Systemic Lupus Erythematosis (SLE) is a systemic autoimmune disease of unknown etiology that often results in severe damage to joint, kidney, heart, lung and brain tissue in humans.  Initial symptoms and early progression of the disease are variable, and in up to 50% of cases, central nervous system effects are present.  People with lupus often report fatigue, changes in emotionality including depression, and cognitive impairment.  Up to 20% of people with lupus experience what is known as neuropsychiatric lupus, a form of the disease which includes symptoms such as stroke, seizures and psychosis. 

            The complex molecular interactions involved in lupus, as well as associated changes in gene expression and protein synthesis are poorly understood.  Current treatment regimens such as prednisone and other anti-inflammatory drugs are non-specific and over time often lead to adverse effects.  Increasing our understanding of the gene regulation involved in the development of lupus, at various stages of disease progression, and in its various forms, as well as the pathways and biological processes into which these genes are organized, may provide the information necessary for developing more narrowly-targeted therapeutic strategies in the future.   
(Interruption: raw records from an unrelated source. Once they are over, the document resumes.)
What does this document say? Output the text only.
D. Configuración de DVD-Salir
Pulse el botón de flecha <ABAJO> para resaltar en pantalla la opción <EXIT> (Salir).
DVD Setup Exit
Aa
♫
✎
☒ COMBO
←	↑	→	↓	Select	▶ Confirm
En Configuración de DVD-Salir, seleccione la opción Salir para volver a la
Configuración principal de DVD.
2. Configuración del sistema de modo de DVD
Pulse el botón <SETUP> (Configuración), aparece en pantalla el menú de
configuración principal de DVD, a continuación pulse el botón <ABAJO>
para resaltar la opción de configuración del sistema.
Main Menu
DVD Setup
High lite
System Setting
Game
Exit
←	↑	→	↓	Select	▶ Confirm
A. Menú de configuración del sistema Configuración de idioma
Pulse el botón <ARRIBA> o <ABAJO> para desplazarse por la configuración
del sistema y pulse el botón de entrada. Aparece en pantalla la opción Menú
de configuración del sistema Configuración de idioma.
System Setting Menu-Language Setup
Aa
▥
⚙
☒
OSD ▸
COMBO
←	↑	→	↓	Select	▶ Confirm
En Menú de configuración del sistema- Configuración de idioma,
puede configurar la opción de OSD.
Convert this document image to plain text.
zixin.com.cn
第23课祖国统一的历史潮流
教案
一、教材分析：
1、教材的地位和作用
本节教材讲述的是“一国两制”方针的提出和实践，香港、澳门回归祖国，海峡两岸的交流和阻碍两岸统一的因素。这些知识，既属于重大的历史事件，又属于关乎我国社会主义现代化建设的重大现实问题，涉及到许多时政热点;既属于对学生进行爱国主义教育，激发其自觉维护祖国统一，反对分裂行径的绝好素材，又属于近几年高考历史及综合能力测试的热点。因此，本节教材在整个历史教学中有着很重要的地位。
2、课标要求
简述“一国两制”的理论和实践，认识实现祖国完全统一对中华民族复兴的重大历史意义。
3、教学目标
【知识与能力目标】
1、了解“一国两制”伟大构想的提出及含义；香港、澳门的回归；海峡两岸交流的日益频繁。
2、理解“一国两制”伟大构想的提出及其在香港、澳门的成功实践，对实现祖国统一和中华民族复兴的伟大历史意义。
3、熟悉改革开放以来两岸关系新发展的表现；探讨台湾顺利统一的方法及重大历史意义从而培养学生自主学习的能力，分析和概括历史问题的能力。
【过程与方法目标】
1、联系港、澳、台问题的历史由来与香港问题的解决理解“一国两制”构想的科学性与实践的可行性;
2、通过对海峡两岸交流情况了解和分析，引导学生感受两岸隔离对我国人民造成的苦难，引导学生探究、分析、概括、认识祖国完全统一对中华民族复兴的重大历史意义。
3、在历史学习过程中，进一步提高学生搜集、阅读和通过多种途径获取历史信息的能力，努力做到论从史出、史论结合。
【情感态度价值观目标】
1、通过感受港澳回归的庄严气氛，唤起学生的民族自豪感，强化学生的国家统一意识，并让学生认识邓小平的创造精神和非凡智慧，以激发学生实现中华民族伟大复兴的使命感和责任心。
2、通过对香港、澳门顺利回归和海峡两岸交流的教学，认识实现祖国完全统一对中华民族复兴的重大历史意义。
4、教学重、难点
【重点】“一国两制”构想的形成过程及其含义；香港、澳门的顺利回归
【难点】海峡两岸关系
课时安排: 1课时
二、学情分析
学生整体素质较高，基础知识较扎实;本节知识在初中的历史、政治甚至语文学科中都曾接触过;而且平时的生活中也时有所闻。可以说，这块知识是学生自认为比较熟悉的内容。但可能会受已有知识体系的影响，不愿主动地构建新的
            This project is collaborative, interdisciplinary research with Dr. Susan Larson in the Psychology Department.  Students working on this project will evaluate behavior, emotionality and cognitive function, as well as measure gene expression differences, in lupus-prone and control mice.  Techniques include behavioral analyses, maintenance of mouse colonies, harvesting and dissection of mouse tissues, isolation of DNA, RNA and protein from tissues, cDNA synthesis, microarray data analysis, real-time PCR and ELISA.